Nathan Rifkinson, MD
May 23, 1912 - March 21, 2010
Delivered to those who came to pay their respects
On the occasion of my father's passing, I want to say some things about him &, frankly, it is hard to know where to begin as I have so many mixed emotions.
Yes, he was my father & I knew him better than he thought I did. But I also have to share this father thing with many of you in this room which is a great honor.
Yes, he was my father & I knew him better than he thought I did. But I also have to share this father thing with many of you in this room which is a great honor.
It is a sad day but I prefer to remember the more interesting things about my father. He was -- to say the least -- a complicated man who presented a number of mixed messages to all of us. And all of us had to get used to these and other contradictions to understand who he really was.
My father was an only child but he grew up amongst a group of cousins. He loved that life with his cousins. They played amongst the push carts in the streets of New York City & they traveled together to the countryside during the summers in a rickety model "A" Ford. They got into fights, had girlfriends and boyfriends, grew up and grew apart. But of that group of cousins, my father was the only one who became a professional.
His cousins knew him as Natie. His wife, his many friends & colleagues knew him as Nathan, He was dad for me, daddy for Stephanie, grandpa to the two young ladies sitting there in the front row & Dr. Rifkinson to some of you.
After working his way through college & medical school, finishing his internships & residency, my father wandered in his early medical years: first in general medicine then in public health, finally as a pathologist at the Bayamon District Hospital.
But the Government of Puerto Rico offered him the biggest opportunity of his life: a three year fellowship to Barnes Hospital in St Louis Missouri, to study Neurosurgery under the great Dr. Sachs, himself a student of Harvey Cushing, the father of modern Neurosurgery. So off he went, me & my mother, too.
When we returned from St. Louis -- by that time I was 5 & Stephanie wasn't....yet... the government provided us a half a house to live in. The other half was occupied by Doctora Janner, a psychiatrist. The house was situated between the insane asylum & the prison in Rio Piedras, not the most picturesque location but my father was grateful.
I learned to drive down the long entrance to the insane asylum sitting on my father's lap & we had prisoners doing yard work.
In 1950, when the Independentista revolution broke out, much of the traffic from the outlying parts of the island was funneled onto a road that ran directly in front of our house and each car had to be searched for weapons at a road block, manned by very young & nervous National Guardsmen.
Frequently, gunfire would erupt & bullets went flying, some right into our home. No, this was not a Hillary Clinton sniper moment. This was for real & I remember the three of us hunkered down behind a thick cement wall that divided the living room from the dining room.

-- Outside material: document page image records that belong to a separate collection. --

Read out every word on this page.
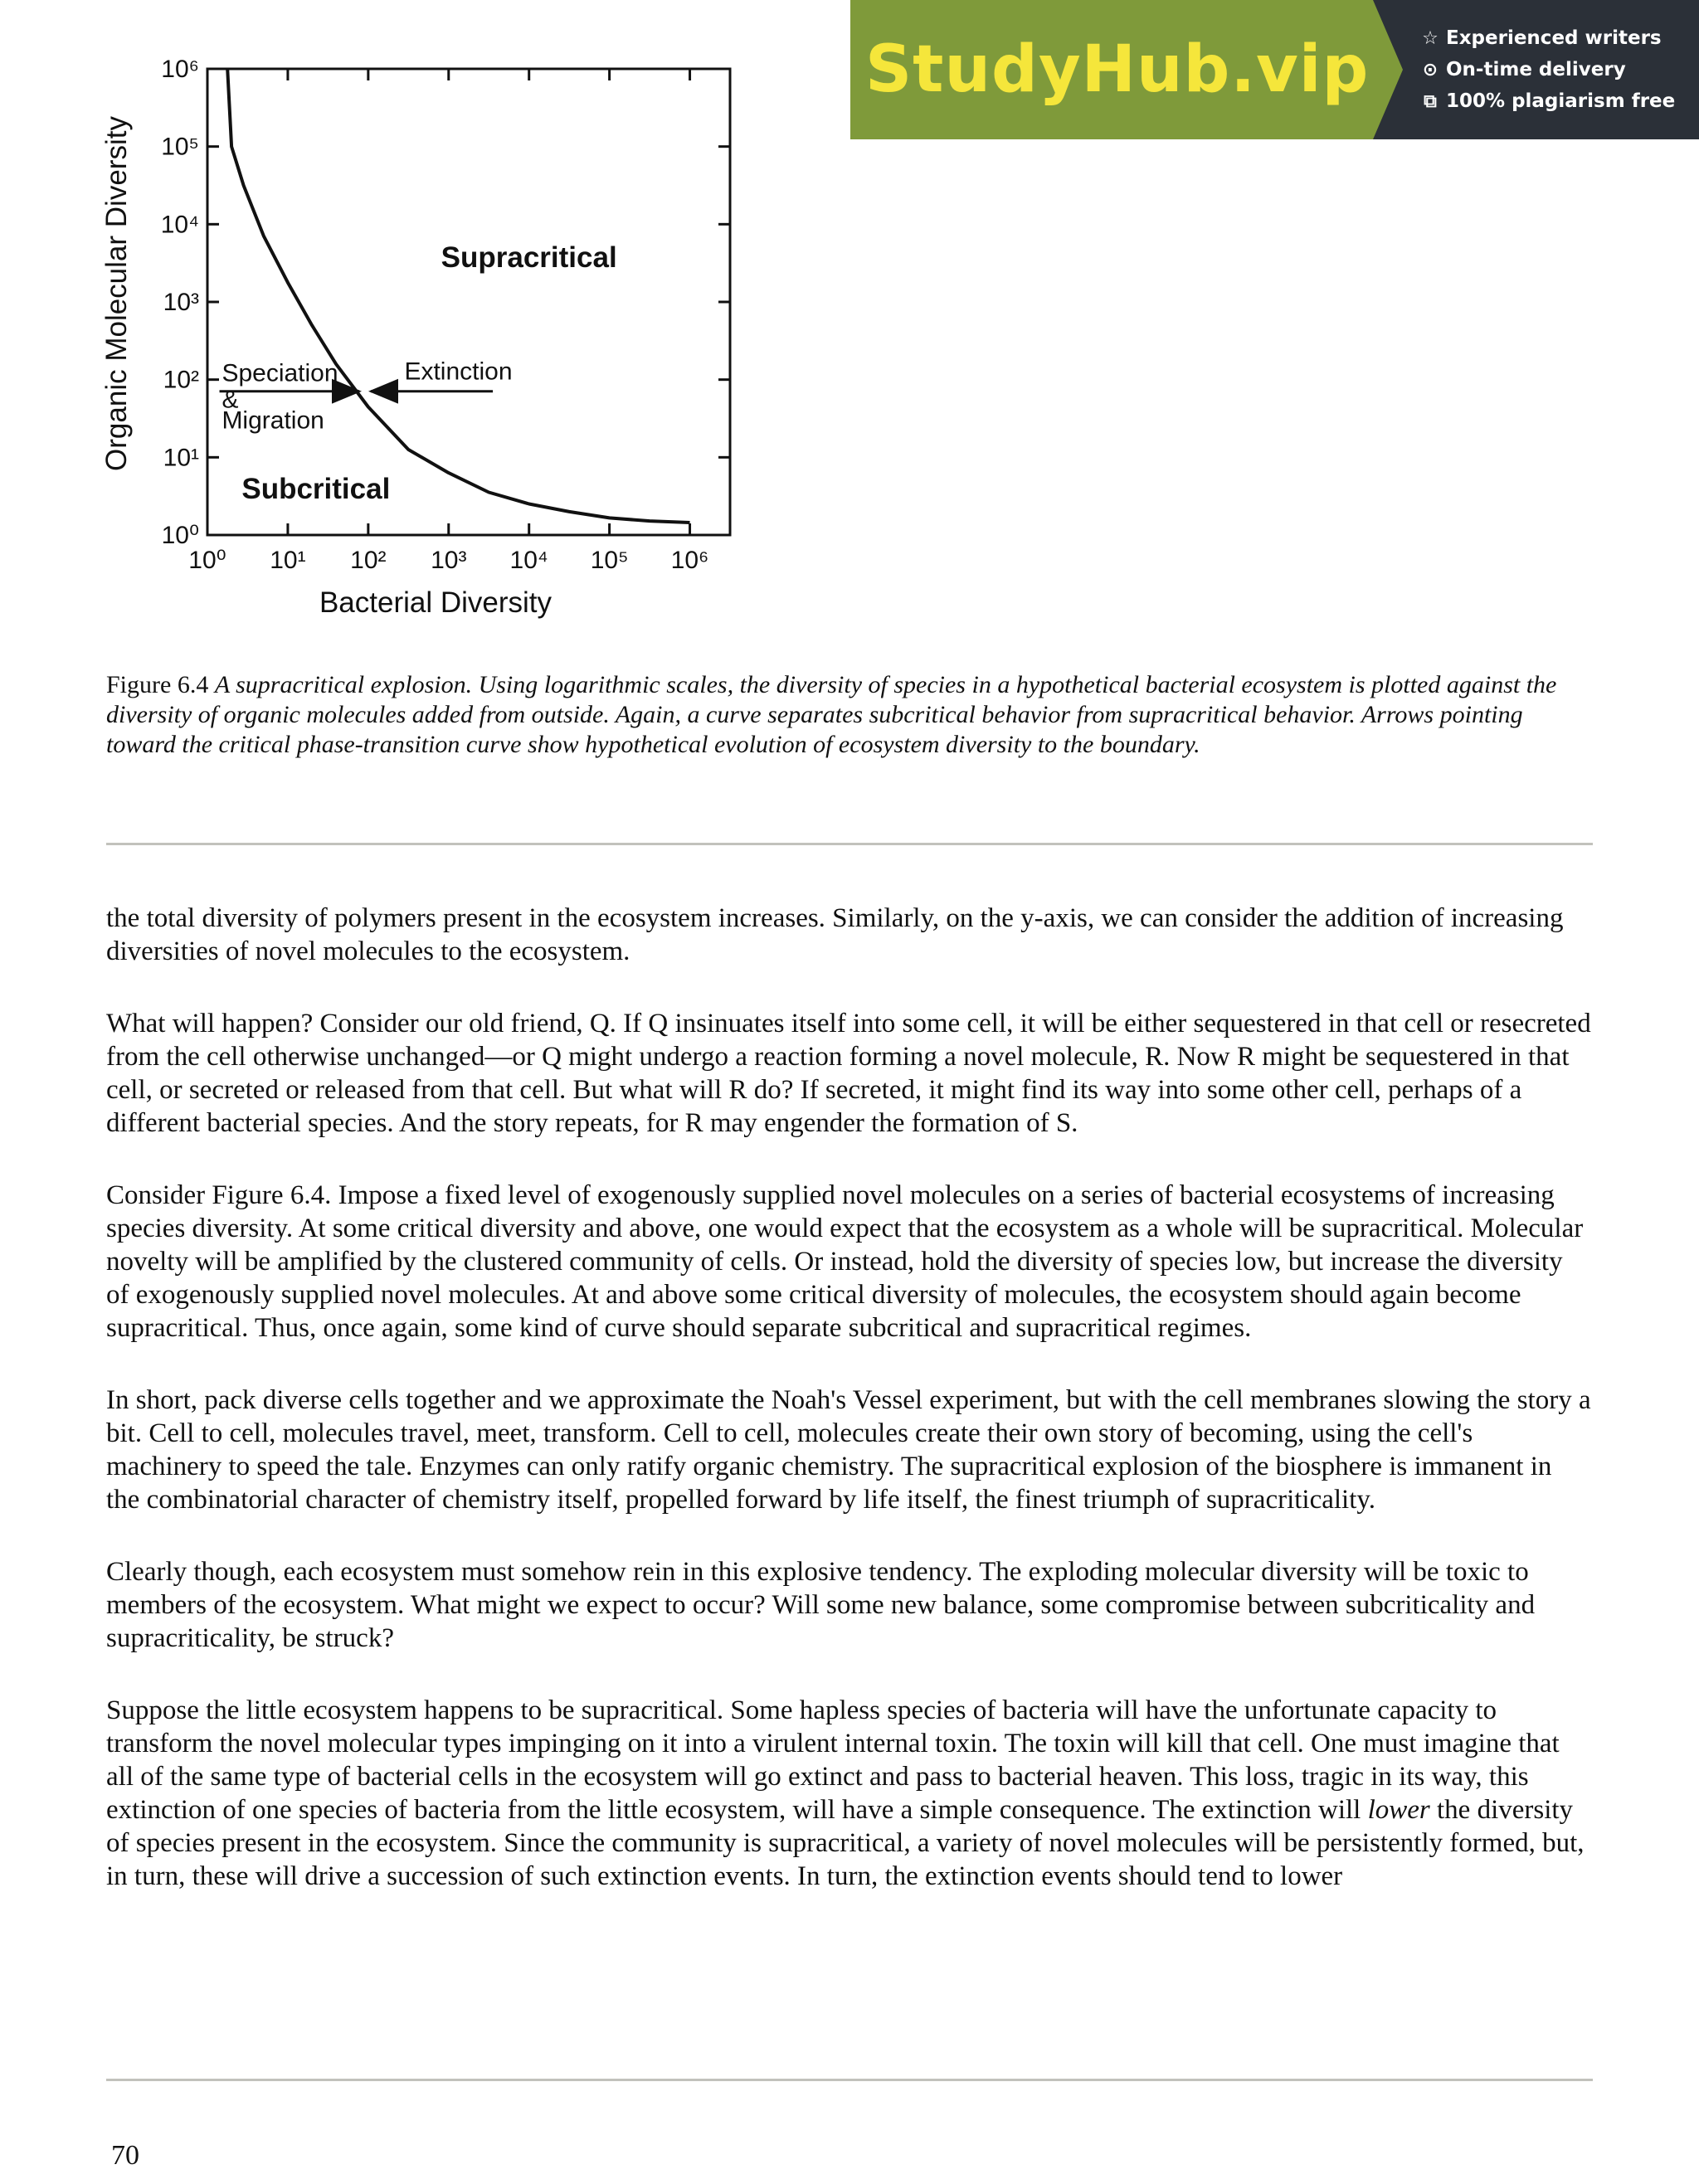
StudyHub.vip	☆ Experienced writers
⊙ On-time delivery
⧉ 100% plagiarism free
10⁰ 10¹ 10² 10³ 10⁴ 10⁵ 10⁶
10⁰
10¹
10²
10³
10⁴
10⁵
10⁶
Bacterial Diversity
Organic Molecular Diversity	Supracritical
Subcritical
Speciation
&
Migration
Extinction
Figure 6.4 A supracritical explosion. Using logarithmic scales, the diversity of species in a hypothetical bacterial ecosystem is plotted against the diversity of organic molecules added from outside. Again, a curve separates subcritical behavior from supracritical behavior. Arrows pointing toward the critical phase-transition curve show hypothetical evolution of ecosystem diversity to the boundary.

the total diversity of polymers present in the ecosystem increases. Similarly, on the y-axis, we can consider the addition of increasing diversities of novel molecules to the ecosystem.

What will happen? Consider our old friend, Q. If Q insinuates itself into some cell, it will be either sequestered in that cell or resecreted from the cell otherwise unchanged—or Q might undergo a reaction forming a novel molecule, R. Now R might be sequestered in that cell, or secreted or released from that cell. But what will R do? If secreted, it might find its way into some other cell, perhaps of a different bacterial species. And the story repeats, for R may engender the formation of S.

Consider Figure 6.4. Impose a fixed level of exogenously supplied novel molecules on a series of bacterial ecosystems of increasing species diversity. At some critical diversity and above, one would expect that the ecosystem as a whole will be supracritical. Molecular novelty will be amplified by the clustered community of cells. Or instead, hold the diversity of species low, but increase the diversity of exogenously supplied novel molecules. At and above some critical diversity of molecules, the ecosystem should again become supracritical. Thus, once again, some kind of curve should separate subcritical and supracritical regimes.

In short, pack diverse cells together and we approximate the Noah's Vessel experiment, but with the cell membranes slowing the story a bit. Cell to cell, molecules travel, meet, transform. Cell to cell, molecules create their own story of becoming, using the cell's machinery to speed the tale. Enzymes can only ratify organic chemistry. The supracritical explosion of the biosphere is immanent in the combinatorial character of chemistry itself, propelled forward by life itself, the finest triumph of supracriticality.

Clearly though, each ecosystem must somehow rein in this explosive tendency. The exploding molecular diversity will be toxic to members of the ecosystem. What might we expect to occur? Will some new balance, some compromise between subcriticality and supracriticality, be struck?

Suppose the little ecosystem happens to be supracritical. Some hapless species of bacteria will have the unfortunate capacity to transform the novel molecular types impinging on it into a virulent internal toxin. The toxin will kill that cell. One must imagine that all of the same type of bacterial cells in the ecosystem will go extinct and pass to bacterial heaven. This loss, tragic in its way, this extinction of one species of bacteria from the little ecosystem, will have a simple consequence. The extinction will lower the diversity of species present in the ecosystem. Since the community is supracritical, a variety of novel molecules will be persistently formed, but, in turn, these will drive a succession of such extinction events. In turn, the extinction events should tend to lower

70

It was during one of these dangerous moments that the phone rang. There was a patient in need & it was the only time that my mother absolutely forbade her husband to leave the house, although that was his first instinct -- to go see that patient who needed him.
I grew up -- & then Stephanie grew up -- knowing that patients came first. That was my father's primary focus & responsibility.
He was very grateful to Puerto Rico & loved the people. He worked hard for them, for you, & for us. And I think he never forgot that large family of cousins because, through the years, he amassed a huge group of medical students, interns & residents, their spouses & their children, all of whom he considered family.
As a result, many of us in this room today share similar experiences & know that he could be as demanding as any dictator, as devoted as any priest or rabbi, as generous as any philanthropist, as self centered as any super star and still, despite it all, he was a humble man who never forgot his roots, loved to argue and had a theory about absolutely everything.
So all of you here today are part of our family, Stephanie and I know, appreciate & are proud of that fact. Like our father, we will never forget Puerto Rico, what it did for him, what it means in our own lives. We have both traveled the world but we always love coming home. It is after all, home, where we were born and where both our parents remain.
Towards the end of his life, many of you returned the love & respect he had for all of you by taking care of him in so many ways, big & small. Doctors who didn't make house calls, did. The nurses he had worked with for years, the residents he had helped train, all gathered around him when he was hospitalized in the wards he had helped design.
And when he came home, friends and colleagues stopped by to confer, chat, bring little gifts of food, photos & articles. And -- as the news spread -- the phone calls, the endless stream of phone calls, from people all over the world. Invitations to coffee, movies, ice cream, dinner, concerts, holidays filled his last years.
Stephanie & I know our father loved his life here, with and amongst all of you. You gave him a great & rewarding life & he truly appreciated it.
Thank you for demonstrating your love & respect for our father by coming here & sharing this time with us today. After all, in the end, we are all one big Puerto Rican family.